If people feel uncomfortable about expressing thei annonymous opinion on an annonymousannonymous forum because of an anonymous poster then perhaps they shouldn't let their delicate little souls onto the internet Confused

Squtternutbaush · 24/07/2014 00:52

Holy shit that was a long anonymous :o

expatinscotland · 24/07/2014 00:58

You see it as telling people what to think, and take it personally, on a huge, anonymous Internet forum. That is your lookout.

I see it as expressing an opinion on an anonymous Internet forum. It doesn't take any more energy than typing.

If people have a problem with opinions on a forum, it's, well, as pointed out, their problem.

FidelineAndBombazine · 24/07/2014 01:05

OP I don't think you are being ghoulish in the slightest.

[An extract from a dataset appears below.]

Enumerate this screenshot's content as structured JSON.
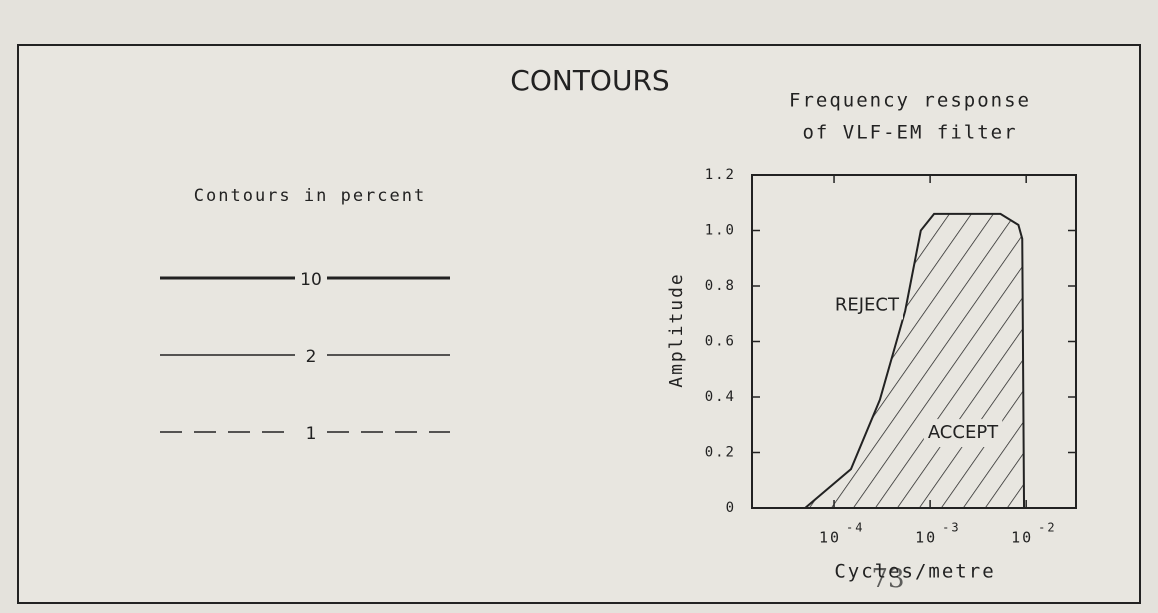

I share your hope that the suffering was minimal and have found the scientifically/medically knowledgable posts on the thread reassuring myself.

KoalaDownUnder · 24/07/2014 05:19

I do think talking about the expression on the children's faces is a step too far. And I didn't see what the Dutch man said at the UN, but I don't think I want to.

ExitPursuedByAKoalaBear · 24/07/2014 05:37

Jim Swire whose daughter died in the Lockerbie bombing wrote to the DT the day after this tragedy talking about this very subject as he had obviously done a lot of research to put his own mind at rest. His conclusion was that they would have been unconscious in seconds.

Reading on here that some might have regained consciousness as the plane descended is horrifying.